You really trust a large government bureaucracy that's been beholden to large pharmaceuticals to get this right? Really? The danger of the information is that great? I'm just not buying it and the comments in this thread so pure "anti-disruption" bias which apparently is the new hipster anti-hipster sentiment. 23andme provides information that can be used in conversation qualified professionals. You might was well shut down every medical related forum, Yahoo Answers, WebMD and the rest if you really think that information or misinformation is the danger. Really people take a step back the current memeset at look at the facts.
I think this comment is conflating "regulation" with "shutting down".
As a society, in the USA, we have created the FDA and empowered it to cast a watchful eye over certain types of marketing and manufacture. Regulation limits the rate of innovation in exchange for attempting to limit harm.
"What 23 and me is saying is not accurate. The reason why the FDA has a problem with them is not the fact that they are decoding DNA for people, it is the fact that they are interpreting the results to diagnose specific medical conditions direct to the public.

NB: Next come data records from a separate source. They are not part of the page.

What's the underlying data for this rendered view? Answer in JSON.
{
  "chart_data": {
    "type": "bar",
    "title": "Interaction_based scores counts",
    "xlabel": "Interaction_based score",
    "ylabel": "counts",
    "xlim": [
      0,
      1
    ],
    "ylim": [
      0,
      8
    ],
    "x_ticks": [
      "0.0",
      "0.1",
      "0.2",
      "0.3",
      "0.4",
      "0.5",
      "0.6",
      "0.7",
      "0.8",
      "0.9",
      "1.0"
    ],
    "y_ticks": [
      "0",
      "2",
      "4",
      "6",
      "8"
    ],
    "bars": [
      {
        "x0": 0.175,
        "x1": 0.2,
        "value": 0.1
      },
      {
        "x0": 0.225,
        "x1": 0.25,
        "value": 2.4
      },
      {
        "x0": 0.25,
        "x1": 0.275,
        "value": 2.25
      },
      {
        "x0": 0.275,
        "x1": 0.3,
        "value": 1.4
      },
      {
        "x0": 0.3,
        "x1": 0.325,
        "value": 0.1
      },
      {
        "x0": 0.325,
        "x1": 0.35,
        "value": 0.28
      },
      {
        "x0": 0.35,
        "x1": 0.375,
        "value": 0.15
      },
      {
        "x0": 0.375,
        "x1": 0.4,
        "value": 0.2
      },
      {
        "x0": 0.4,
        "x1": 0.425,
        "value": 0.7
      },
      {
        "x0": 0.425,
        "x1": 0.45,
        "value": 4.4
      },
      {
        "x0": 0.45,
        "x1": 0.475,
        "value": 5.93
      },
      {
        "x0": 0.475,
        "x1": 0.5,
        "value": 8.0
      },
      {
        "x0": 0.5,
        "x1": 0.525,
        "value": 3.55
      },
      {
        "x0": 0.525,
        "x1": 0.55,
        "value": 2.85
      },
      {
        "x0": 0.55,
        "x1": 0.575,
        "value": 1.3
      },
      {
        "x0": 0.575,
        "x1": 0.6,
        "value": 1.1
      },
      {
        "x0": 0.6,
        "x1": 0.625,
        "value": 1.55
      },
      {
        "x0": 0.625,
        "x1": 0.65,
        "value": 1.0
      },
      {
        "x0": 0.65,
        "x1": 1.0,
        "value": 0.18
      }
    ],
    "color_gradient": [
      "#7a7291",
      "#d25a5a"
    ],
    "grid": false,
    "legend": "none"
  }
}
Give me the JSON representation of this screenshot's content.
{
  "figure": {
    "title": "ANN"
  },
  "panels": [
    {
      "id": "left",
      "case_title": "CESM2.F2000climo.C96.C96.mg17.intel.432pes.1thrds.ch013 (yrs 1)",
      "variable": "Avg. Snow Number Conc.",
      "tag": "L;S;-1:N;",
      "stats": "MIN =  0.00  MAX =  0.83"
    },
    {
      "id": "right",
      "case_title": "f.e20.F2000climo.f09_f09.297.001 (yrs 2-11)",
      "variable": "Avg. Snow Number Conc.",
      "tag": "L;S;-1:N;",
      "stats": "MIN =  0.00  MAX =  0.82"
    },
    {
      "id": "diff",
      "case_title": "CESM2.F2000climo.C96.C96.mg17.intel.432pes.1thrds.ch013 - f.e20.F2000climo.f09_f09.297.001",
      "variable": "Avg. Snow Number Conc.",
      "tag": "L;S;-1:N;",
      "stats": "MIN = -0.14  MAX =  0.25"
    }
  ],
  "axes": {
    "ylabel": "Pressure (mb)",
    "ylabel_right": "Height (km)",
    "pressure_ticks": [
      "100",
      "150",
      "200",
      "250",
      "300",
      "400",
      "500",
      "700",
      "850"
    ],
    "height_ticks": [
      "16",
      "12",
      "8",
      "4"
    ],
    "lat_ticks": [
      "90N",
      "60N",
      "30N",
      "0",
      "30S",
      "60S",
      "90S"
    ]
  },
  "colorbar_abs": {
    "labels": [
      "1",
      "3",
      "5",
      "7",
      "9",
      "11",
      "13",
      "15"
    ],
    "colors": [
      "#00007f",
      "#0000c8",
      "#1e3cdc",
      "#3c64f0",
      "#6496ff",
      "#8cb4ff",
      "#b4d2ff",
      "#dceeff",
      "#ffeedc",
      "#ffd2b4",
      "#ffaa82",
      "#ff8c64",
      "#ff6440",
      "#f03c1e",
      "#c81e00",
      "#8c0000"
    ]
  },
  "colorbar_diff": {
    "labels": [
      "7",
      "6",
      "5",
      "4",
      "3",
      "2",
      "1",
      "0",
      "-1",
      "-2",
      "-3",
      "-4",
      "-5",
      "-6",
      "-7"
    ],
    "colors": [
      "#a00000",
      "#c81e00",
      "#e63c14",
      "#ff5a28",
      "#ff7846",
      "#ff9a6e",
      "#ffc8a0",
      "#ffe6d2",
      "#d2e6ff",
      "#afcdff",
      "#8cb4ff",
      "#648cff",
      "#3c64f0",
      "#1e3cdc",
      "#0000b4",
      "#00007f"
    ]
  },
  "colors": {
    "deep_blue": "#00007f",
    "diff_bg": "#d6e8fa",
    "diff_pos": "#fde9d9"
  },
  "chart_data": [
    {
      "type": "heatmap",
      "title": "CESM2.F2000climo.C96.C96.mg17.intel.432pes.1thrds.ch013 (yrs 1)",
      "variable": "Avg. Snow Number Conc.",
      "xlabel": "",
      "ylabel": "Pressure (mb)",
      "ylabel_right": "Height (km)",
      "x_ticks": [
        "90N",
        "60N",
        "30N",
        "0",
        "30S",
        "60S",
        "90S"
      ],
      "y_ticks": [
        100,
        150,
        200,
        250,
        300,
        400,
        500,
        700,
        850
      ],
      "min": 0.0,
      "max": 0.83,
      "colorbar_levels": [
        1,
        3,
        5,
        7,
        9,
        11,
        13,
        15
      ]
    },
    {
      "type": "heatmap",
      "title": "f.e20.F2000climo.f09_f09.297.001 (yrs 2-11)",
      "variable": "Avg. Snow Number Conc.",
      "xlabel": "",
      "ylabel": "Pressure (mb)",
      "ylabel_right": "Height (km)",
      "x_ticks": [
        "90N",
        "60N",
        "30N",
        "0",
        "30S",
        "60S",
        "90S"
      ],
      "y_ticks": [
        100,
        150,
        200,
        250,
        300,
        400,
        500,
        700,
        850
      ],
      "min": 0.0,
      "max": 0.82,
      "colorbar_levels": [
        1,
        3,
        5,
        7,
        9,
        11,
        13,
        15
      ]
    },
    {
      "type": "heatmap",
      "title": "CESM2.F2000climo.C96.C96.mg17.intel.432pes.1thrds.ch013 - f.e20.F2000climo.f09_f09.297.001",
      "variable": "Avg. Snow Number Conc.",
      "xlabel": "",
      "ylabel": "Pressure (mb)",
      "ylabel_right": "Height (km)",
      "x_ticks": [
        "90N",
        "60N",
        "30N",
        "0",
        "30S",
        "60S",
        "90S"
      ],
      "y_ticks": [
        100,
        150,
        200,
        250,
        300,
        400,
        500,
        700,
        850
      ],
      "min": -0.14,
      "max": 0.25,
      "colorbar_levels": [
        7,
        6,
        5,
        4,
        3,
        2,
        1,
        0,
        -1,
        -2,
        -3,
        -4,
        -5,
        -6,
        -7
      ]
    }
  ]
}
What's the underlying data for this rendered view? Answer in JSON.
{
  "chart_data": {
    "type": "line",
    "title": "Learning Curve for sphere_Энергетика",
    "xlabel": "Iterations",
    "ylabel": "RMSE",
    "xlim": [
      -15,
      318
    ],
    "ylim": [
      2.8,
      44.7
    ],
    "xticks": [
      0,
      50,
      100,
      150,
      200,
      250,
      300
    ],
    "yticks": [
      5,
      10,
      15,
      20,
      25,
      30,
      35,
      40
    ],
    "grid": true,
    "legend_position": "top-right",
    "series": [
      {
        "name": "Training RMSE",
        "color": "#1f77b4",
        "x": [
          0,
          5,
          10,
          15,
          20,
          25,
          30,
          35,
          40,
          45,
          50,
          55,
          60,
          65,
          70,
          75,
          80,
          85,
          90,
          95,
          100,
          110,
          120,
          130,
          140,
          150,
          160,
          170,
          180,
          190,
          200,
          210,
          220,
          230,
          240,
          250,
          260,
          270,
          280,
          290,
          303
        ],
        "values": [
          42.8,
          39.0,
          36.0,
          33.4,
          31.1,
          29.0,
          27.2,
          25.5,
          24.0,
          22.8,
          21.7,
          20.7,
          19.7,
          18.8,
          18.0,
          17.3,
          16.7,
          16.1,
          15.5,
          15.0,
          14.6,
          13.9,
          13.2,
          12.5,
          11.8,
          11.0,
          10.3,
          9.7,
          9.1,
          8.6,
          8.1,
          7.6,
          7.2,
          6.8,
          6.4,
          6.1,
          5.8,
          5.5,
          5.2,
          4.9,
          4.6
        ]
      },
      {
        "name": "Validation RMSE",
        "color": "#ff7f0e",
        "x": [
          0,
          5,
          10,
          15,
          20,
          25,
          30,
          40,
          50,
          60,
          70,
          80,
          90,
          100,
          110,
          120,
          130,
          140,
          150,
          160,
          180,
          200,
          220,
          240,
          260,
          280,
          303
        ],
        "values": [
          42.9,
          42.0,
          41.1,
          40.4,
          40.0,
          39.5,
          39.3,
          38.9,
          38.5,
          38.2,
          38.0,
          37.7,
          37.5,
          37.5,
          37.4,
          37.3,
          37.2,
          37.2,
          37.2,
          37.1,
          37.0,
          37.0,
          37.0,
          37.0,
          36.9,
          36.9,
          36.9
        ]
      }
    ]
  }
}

"This is against FDA regulations unless it is waived (CLIA waived). In order for a test to be CLIA waived it has to be 'simple laboratory examinations and procedures that have an insignificant risk of an erroneous result.' Examples include glucose tests and pregnancy tests. DNA testing is FAR from that.
"I am a member of 23 and me and they scour scientific research papers to assign medical conditions to certain genomes. They rate the quality of the research from 1 to 4 stars based on how established the research is. How they determine this is unknown. Genomics is rapidly expanding and it is often hard to determine disease correlation with a genetic marker."
Hear. Hear. I have a local friend whom I grew up with who is an electrical engineer who works on medical devices. By any reasonable reading of the FDA regulations adopted under statutory authority from Congress, the product and service combination on offer from 23andMe falls within the scope of FDA's regulatory authority, and the company's consumer-facing product claims are extraordinary claims for which the company has not provided evidence. That's bad.
An article from Fast Company previously submitted to HN and discussed here points out that 23andMe's business model is basically to gather a lot of cell samples and a lot of personal health data from consumers, and then gradually infer genetic relationships to disease risk that might be valid and actionable. But that's not how it is marketing itself to consumers today.